With the word 'Nazi' tossed around promiscuously, let's understand the term
The word "Nazi" is suddenly everywhere. This isn't the modern habit of calling everyone we don't like a "Nazi." Instead, because of events in Ukraine, the word is showing up in the news, where it has real-world ramifications.
During WWII, the Germans occupied Ukraine and battled their way across the western half of the USSR. In Ukraine, while Ukrainian citizens suffered greatly at Nazi hands, no Jew forgets that the Ukrainians enthusiastically joined in the Holocaust. At Babyn Yar, where almost 34,000 Jews were shot to death over a couple of days, it was the Ukrainians who pulled the triggers.
Meanwhile, although Russia and Germany were once allies thanks to the Molotov-Ribbentrop pact, Hitler reneged on that agreement, probably to have access to Soviet oil supplies. The Germans invaded Russia, leading to some of the bloodiest battles of WWII.
In both countries — Russia and Ukraine (which was then part of the Soviet Union) — the Nazi era seared itself so deeply into the respective countries' psyches that it's scarcely surprising that the word "Nazi," and accusations based upon that word, instantly appeared once Russia invaded Ukraine.
Here's just a small sample of headlines from the past week:
- What Putin's Nazi Talk Reveals About His Plans for Ukraine
- How the memory of Nazi atrocities has come to play a role in Russia's war
- Kyiv was surrounded in 1941 as the Nazis closed in. The Russian army defended the city.
- The Texan who went viral for fighting alongside Russia-backed forces said he's trying to 'liberate' Ukraine from 'Nazis'
- Destroying the memory of what the Nazis did to us at Babyn Yar is de-Nazification
- Jewish Ukrainians gear up for fierce Russia fight, alongside the 'neo-Nazis' they say Putin is lying about
At American Thinker, Oleg Atbashian wrote a detailed essay explaining that the Azov battalion is being maligned when its fighters are tarred as Nazis.
Mostly, though, people have no idea what is meant by the word "Nazi." The whole thing is especially complicated because the political notions of left wing and right wing, which infuse any conversation about "Nazis," have different meanings in America and Europe.
For starters, continental Europe has never known liberty like America's constitutional liberty, which centers the government on the individual, not the state. The origin of the terms "left wing" and "right wing" highlight this point.

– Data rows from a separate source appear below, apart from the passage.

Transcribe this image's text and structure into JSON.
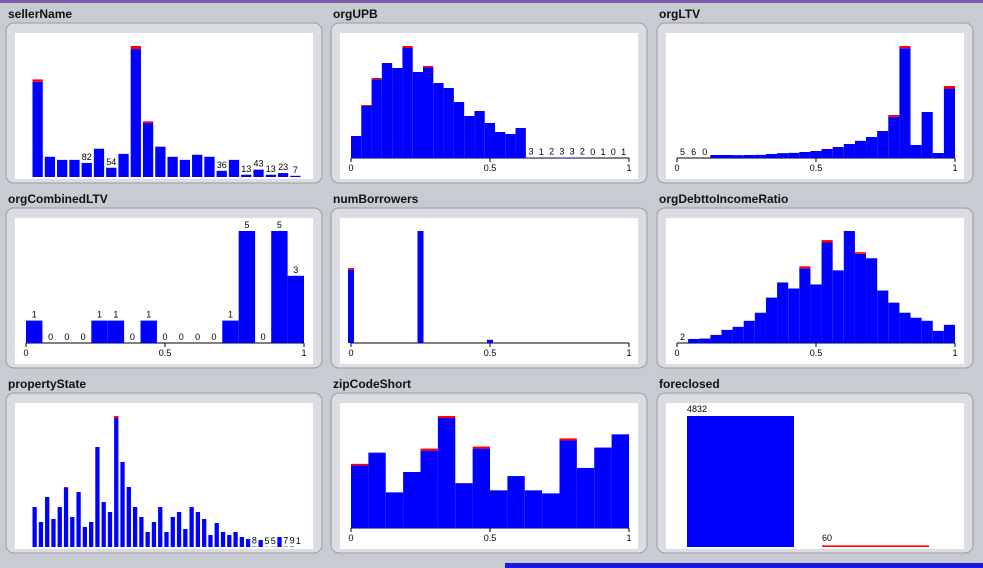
{
  "chart_data": [
    {
      "type": "bar",
      "title": "sellerName",
      "series": [
        {
          "color": "#0000ff",
          "values": [
            556,
            118,
            100,
            100,
            82,
            165,
            54,
            135,
            747,
            315,
            177,
            118,
            100,
            130,
            118,
            36,
            100,
            13,
            43,
            13,
            23,
            7
          ]
        },
        {
          "color": "#ff0000",
          "values": [
            14,
            0,
            0,
            0,
            0,
            0,
            0,
            0,
            18,
            10,
            0,
            0,
            0,
            0,
            0,
            0,
            0,
            0,
            0,
            0,
            0,
            0
          ]
        }
      ]
    },
    {
      "type": "histogram",
      "title": "orgUPB",
      "bins": [
        0,
        0.037,
        0.074,
        0.111,
        0.148,
        0.185,
        0.222,
        0.259,
        0.296,
        0.333,
        0.37,
        0.407,
        0.444,
        0.481,
        0.518,
        0.555,
        0.592,
        0.629,
        0.666,
        0.703,
        0.74,
        0.777,
        0.814,
        0.851,
        0.888,
        0.925,
        0.962,
        0.999
      ],
      "series": [
        {
          "color": "#0000ff",
          "values": [
            132,
            312,
            472,
            570,
            540,
            660,
            516,
            544,
            450,
            420,
            336,
            252,
            282,
            210,
            156,
            144,
            180,
            3,
            1,
            2,
            3,
            3,
            2,
            0,
            1,
            0,
            1
          ]
        },
        {
          "color": "#ff0000",
          "values": [
            0,
            6,
            8,
            0,
            0,
            12,
            0,
            8,
            0,
            0,
            0,
            0,
            0,
            0,
            0,
            0,
            0,
            0,
            0,
            0,
            0,
            0,
            0,
            0,
            0,
            0,
            0
          ]
        }
      ],
      "xlim": [
        0,
        1
      ],
      "xticks": [
        0,
        0.5,
        1
      ]
    },
    {
      "type": "histogram",
      "title": "orgLTV",
      "bins": [
        0,
        0.04,
        0.08,
        0.12,
        0.16,
        0.2,
        0.24,
        0.28,
        0.32,
        0.36,
        0.4,
        0.44,
        0.48,
        0.52,
        0.56,
        0.6,
        0.64,
        0.68,
        0.72,
        0.76,
        0.8,
        0.84,
        0.88,
        0.92,
        0.96,
        1
      ],
      "series": [
        {
          "color": "#0000ff",
          "values": [
            5,
            6,
            0,
            105,
            105,
            100,
            105,
            110,
            140,
            170,
            180,
            210,
            245,
            315,
            385,
            490,
            600,
            735,
            945,
            1435,
            3840,
            455,
            1610,
            175,
            2430
          ]
        },
        {
          "color": "#ff0000",
          "values": [
            0,
            0,
            0,
            0,
            0,
            0,
            0,
            0,
            0,
            0,
            0,
            0,
            0,
            0,
            0,
            0,
            0,
            0,
            0,
            70,
            80,
            0,
            0,
            0,
            90
          ]
        }
      ],
      "xlim": [
        0,
        1
      ],
      "xticks": [
        0,
        0.5,
        1
      ]
    },
    {
      "type": "histogram",
      "title": "orgCombinedLTV",
      "bins": [
        0,
        0.059,
        0.118,
        0.176,
        0.235,
        0.294,
        0.353,
        0.412,
        0.471,
        0.529,
        0.588,
        0.647,
        0.706,
        0.765,
        0.824,
        0.882,
        0.941,
        1
      ],
      "series": [
        {
          "color": "#0000ff",
          "values": [
            1,
            0,
            0,
            0,
            1,
            1,
            0,
            1,
            0,
            0,
            0,
            0,
            1,
            5,
            0,
            5,
            3
          ]
        }
      ],
      "xlim": [
        0,
        1
      ],
      "xticks": [
        0,
        0.5,
        1
      ]
    },
    {
      "type": "bar",
      "title": "numBorrowers",
      "x": [
        0,
        0.25,
        0.5
      ],
      "series": [
        {
          "color": "#0000ff",
          "values": [
            2565,
            3920,
            110
          ]
        },
        {
          "color": "#ff0000",
          "values": [
            60,
            0,
            0
          ]
        }
      ],
      "xlim": [
        0,
        1
      ],
      "xticks": [
        0,
        0.5,
        1
      ]
    },
    {
      "type": "histogram",
      "title": "orgDebttoIncomeRatio",
      "bins": [
        0,
        0.04,
        0.08,
        0.12,
        0.16,
        0.2,
        0.24,
        0.28,
        0.32,
        0.36,
        0.4,
        0.44,
        0.48,
        0.52,
        0.56,
        0.6,
        0.64,
        0.68,
        0.72,
        0.76,
        0.8,
        0.84,
        0.88,
        0.92,
        0.96,
        1
      ],
      "series": [
        {
          "color": "#0000ff",
          "values": [
            2,
            100,
            110,
            200,
            325,
            400,
            550,
            750,
            1125,
            1500,
            1350,
            1850,
            1450,
            2490,
            1800,
            2775,
            2210,
            2100,
            1300,
            1000,
            750,
            625,
            550,
            300,
            450
          ]
        },
        {
          "color": "#ff0000",
          "values": [
            0,
            0,
            0,
            0,
            0,
            0,
            0,
            0,
            0,
            0,
            0,
            50,
            0,
            60,
            0,
            0,
            40,
            0,
            0,
            0,
            0,
            0,
            0,
            0,
            0
          ]
        }
      ],
      "xlim": [
        0,
        1
      ],
      "xticks": [
        0,
        0.5,
        1
      ]
    },
    {
      "type": "bar",
      "title": "propertyState",
      "series": [
        {
          "color": "#0000ff",
          "values": [
            800,
            500,
            1000,
            560,
            800,
            1180,
            600,
            1100,
            400,
            500,
            2000,
            900,
            700,
            2580,
            1700,
            1200,
            800,
            600,
            300,
            500,
            800,
            300,
            600,
            700,
            360,
            800,
            700,
            560,
            240,
            480,
            300,
            240,
            300,
            200,
            160,
            8,
            140,
            5,
            5,
            200,
            7,
            9,
            1
          ]
        },
        {
          "color": "#ff0000",
          "values": [
            0,
            0,
            0,
            0,
            0,
            20,
            0,
            0,
            0,
            0,
            0,
            0,
            0,
            40,
            0,
            0,
            0,
            0,
            0,
            0,
            0,
            0,
            0,
            0,
            0,
            0,
            0,
            0,
            0,
            0,
            0,
            0,
            0,
            0,
            0,
            0,
            0,
            0,
            0,
            0,
            0,
            0,
            0
          ]
        }
      ]
    },
    {
      "type": "histogram",
      "title": "zipCodeShort",
      "bins": [
        0,
        0.0625,
        0.125,
        0.1875,
        0.25,
        0.3125,
        0.375,
        0.4375,
        0.5,
        0.5625,
        0.625,
        0.6875,
        0.75,
        0.8125,
        0.875,
        0.9375,
        1
      ],
      "series": [
        {
          "color": "#0000ff",
          "values": [
            615,
            740,
            350,
            550,
            760,
            1080,
            440,
            780,
            370,
            510,
            370,
            340,
            860,
            590,
            790,
            920
          ]
        },
        {
          "color": "#ff0000",
          "values": [
            15,
            0,
            0,
            0,
            20,
            20,
            0,
            20,
            0,
            0,
            0,
            0,
            20,
            0,
            0,
            0
          ]
        }
      ],
      "xlim": [
        0,
        1
      ],
      "xticks": [
        0,
        0.5,
        1
      ]
    },
    {
      "type": "bar",
      "title": "foreclosed",
      "categories": [
        null,
        null
      ],
      "values": [
        4832,
        60
      ],
      "colors": [
        "#0000ff",
        "#ff0000"
      ]
    }
  ]
}
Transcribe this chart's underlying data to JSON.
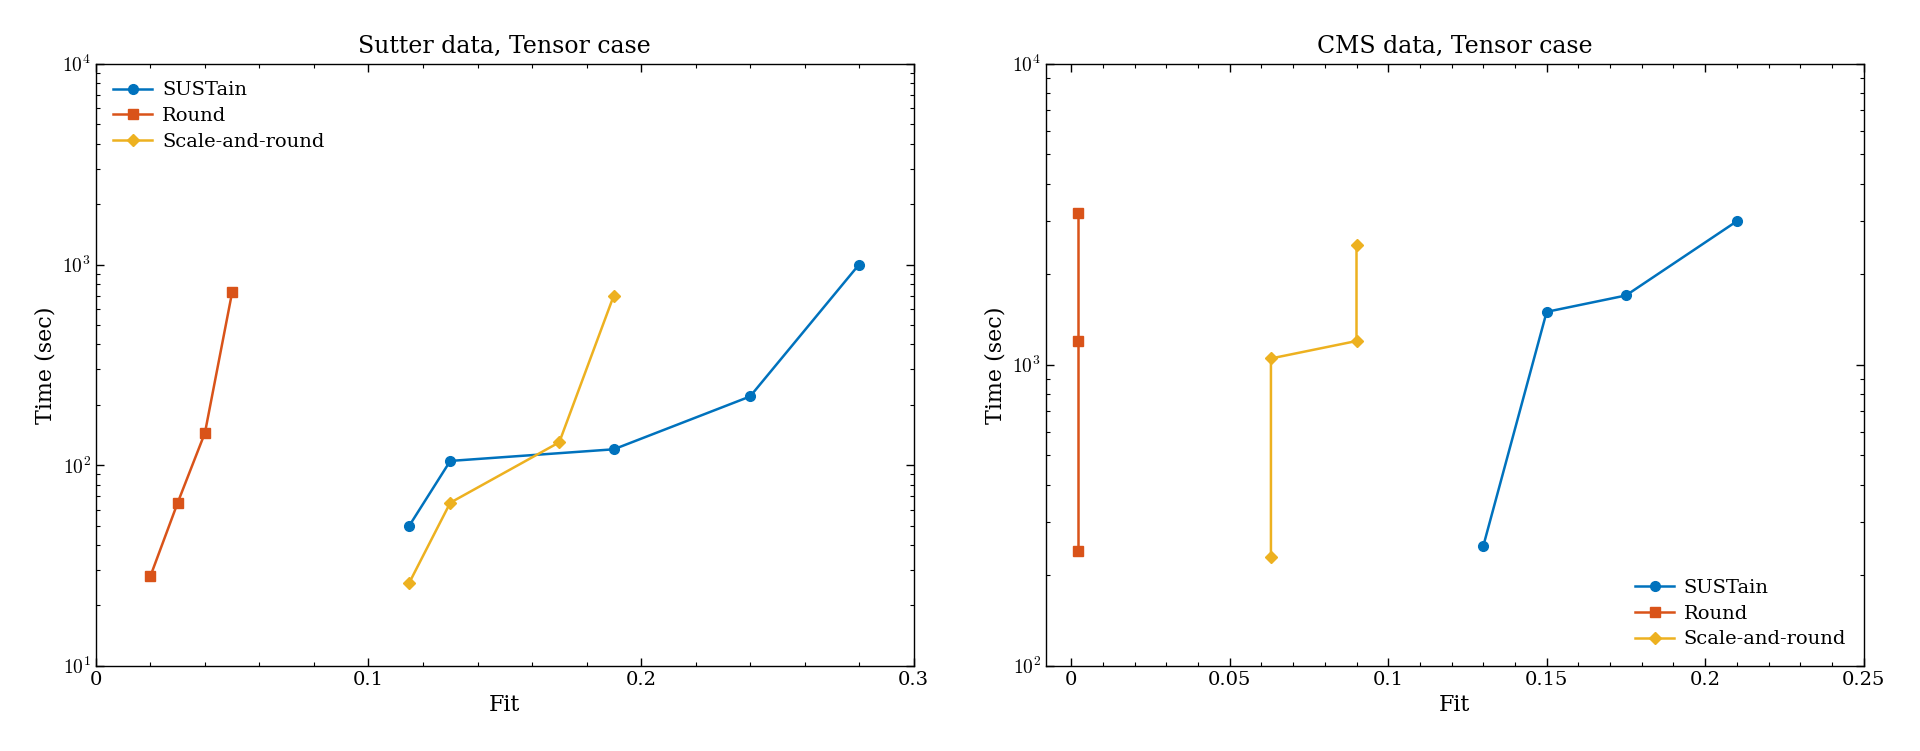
{
  "plot1": {
    "title": "Sutter data, Tensor case",
    "xlabel": "Fit",
    "ylabel": "Time (sec)",
    "xlim": [
      0,
      0.3
    ],
    "ylim": [
      10,
      10000
    ],
    "xticks": [
      0,
      0.1,
      0.2,
      0.3
    ],
    "series": [
      {
        "label": "SUSTain",
        "color": "#0072bd",
        "marker": "o",
        "markersize": 7,
        "x": [
          0.115,
          0.13,
          0.19,
          0.24,
          0.28
        ],
        "y": [
          50,
          105,
          120,
          220,
          1000
        ]
      },
      {
        "label": "Round",
        "color": "#d95319",
        "marker": "s",
        "markersize": 7,
        "x": [
          0.02,
          0.03,
          0.04,
          0.05
        ],
        "y": [
          28,
          65,
          145,
          730
        ]
      },
      {
        "label": "Scale-and-round",
        "color": "#edb120",
        "marker": "D",
        "markersize": 6,
        "x": [
          0.115,
          0.13,
          0.17,
          0.19
        ],
        "y": [
          26,
          65,
          130,
          700
        ]
      }
    ]
  },
  "plot2": {
    "title": "CMS data, Tensor case",
    "xlabel": "Fit",
    "ylabel": "Time (sec)",
    "xlim": [
      -0.008,
      0.25
    ],
    "ylim": [
      100,
      10000
    ],
    "xticks": [
      0,
      0.05,
      0.1,
      0.15,
      0.2,
      0.25
    ],
    "series": [
      {
        "label": "SUSTain",
        "color": "#0072bd",
        "marker": "o",
        "markersize": 7,
        "x": [
          0.13,
          0.15,
          0.175,
          0.21
        ],
        "y": [
          250,
          1500,
          1700,
          3000
        ]
      },
      {
        "label": "Round",
        "color": "#d95319",
        "marker": "s",
        "markersize": 7,
        "x": [
          0.002,
          0.002,
          0.002
        ],
        "y": [
          240,
          1200,
          3200
        ]
      },
      {
        "label": "Scale-and-round",
        "color": "#edb120",
        "marker": "D",
        "markersize": 6,
        "x": [
          0.063,
          0.063,
          0.09,
          0.09
        ],
        "y": [
          230,
          1050,
          1200,
          2500
        ]
      }
    ]
  },
  "figure": {
    "bg_color": "#ffffff",
    "title_fontsize": 17,
    "label_fontsize": 16,
    "legend_fontsize": 14,
    "tick_fontsize": 14,
    "linewidth": 1.8,
    "markersize": 7
  }
}
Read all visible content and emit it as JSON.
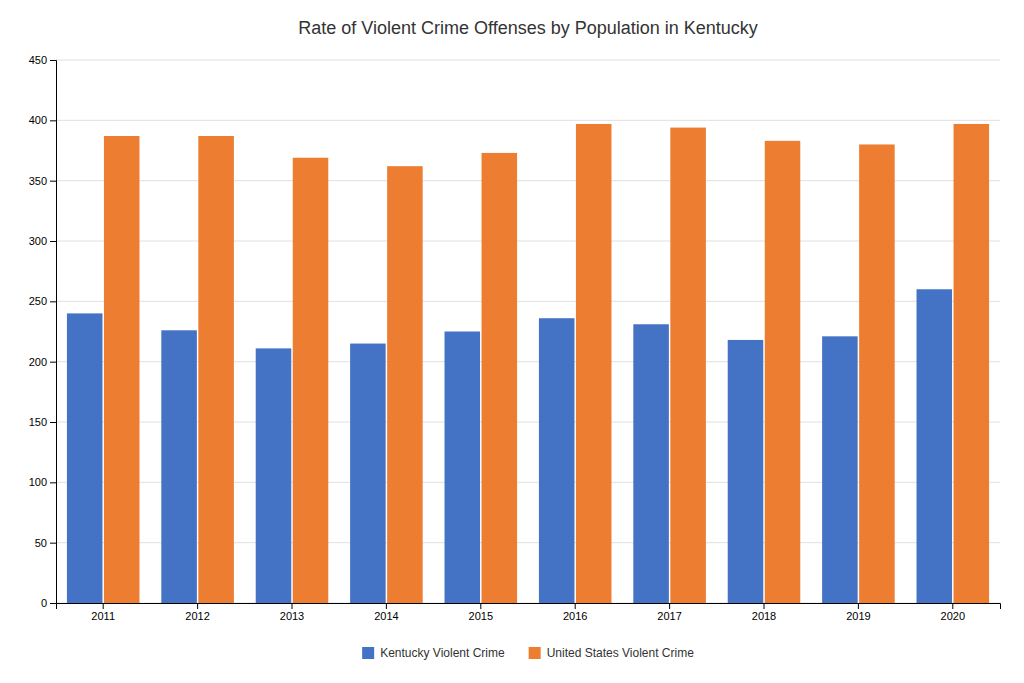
{
  "chart_data": {
    "type": "bar",
    "title": "Rate of Violent Crime Offenses by Population in Kentucky",
    "categories": [
      "2011",
      "2012",
      "2013",
      "2014",
      "2015",
      "2016",
      "2017",
      "2018",
      "2019",
      "2020"
    ],
    "series": [
      {
        "name": "Kentucky Violent Crime",
        "color": "#4472C4",
        "values": [
          240,
          226,
          211,
          215,
          225,
          236,
          231,
          218,
          221,
          260
        ]
      },
      {
        "name": "United States Violent Crime",
        "color": "#ED7D31",
        "values": [
          387,
          387,
          369,
          362,
          373,
          397,
          394,
          383,
          380,
          397
        ]
      }
    ],
    "ylim": [
      0,
      450
    ],
    "yticks": [
      0,
      50,
      100,
      150,
      200,
      250,
      300,
      350,
      400,
      450
    ],
    "grid": true,
    "legend": "bottom"
  }
}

The terms come from the French Parlement during the revolutionary era. Those on the speaker's left were the radicals; those on the speaker's right were the monarchists. Neither side believed in individual liberty; each was dedicated to statism. They simply had different ideas about who would rule in that state. That statist concept is still the norm in Europe. The American constitutional-conservative idea about small government and inherent individual rights is alien to Europe.
Socialism, born in the French Revolution and refined through Marx, held that power and property should pass from the inherited aristocracy and the new generations of capitalists to "the people." In practice, "the people" meant a totalitarian government lacking official hereditary aristocrats, and one usually more repressive than what it replaced.
Communism and fascism are the two bastard children of the socialist ideology. Communism calls for the destruction of private property, with the government owning and controlling the means of production, ostensibly for the people's benefit. Fascism allows private property to exist, provided that the property owners understand that they have no rights separate from the state. Both are totalitarian systems that call themselves "democracies" because people are required to vote for pre-approved chosen candidates. These governments are inevitably repressive.
Most of the world's governments today are fascist. All power rests in the government, which allows private property to exist but subordinates that property to government control. In China, the control is militaristic and obvious. In Europe, through the E.U., it's bureaucratic and someone more subtle. The current American system — a dominant political party disdainful of the Constitution working hand in glove with massive corporate, technocratic interests — is increasingly fascist.
Not all fascists, though, are Nazis. The National Socialist Party in Germany added a few twists to baseline fascist totalitarianism: a quest for world domination and racial obsessions. These two factors led Nazis to believe that it was their right to enslave all inferior races except for the Jews, whom they intended to exterminate.
If we are looking for people seeking world domination, believing that all outsiders are rightful slaves, and planning to exterminate the Jews, you'll find very few of those in America, a few more in parts of Europe, and tens of millions in the Muslim world. But back to Eastern Europe...
In the fight for control in Ukraine, both governments are European-style right-wing (i.e., totalitarian) governments, and both are nationalists. Putin is showing an unnerving yen for regional domination. However, neither the governments nor their troops are Nazis, although each has the potential to be.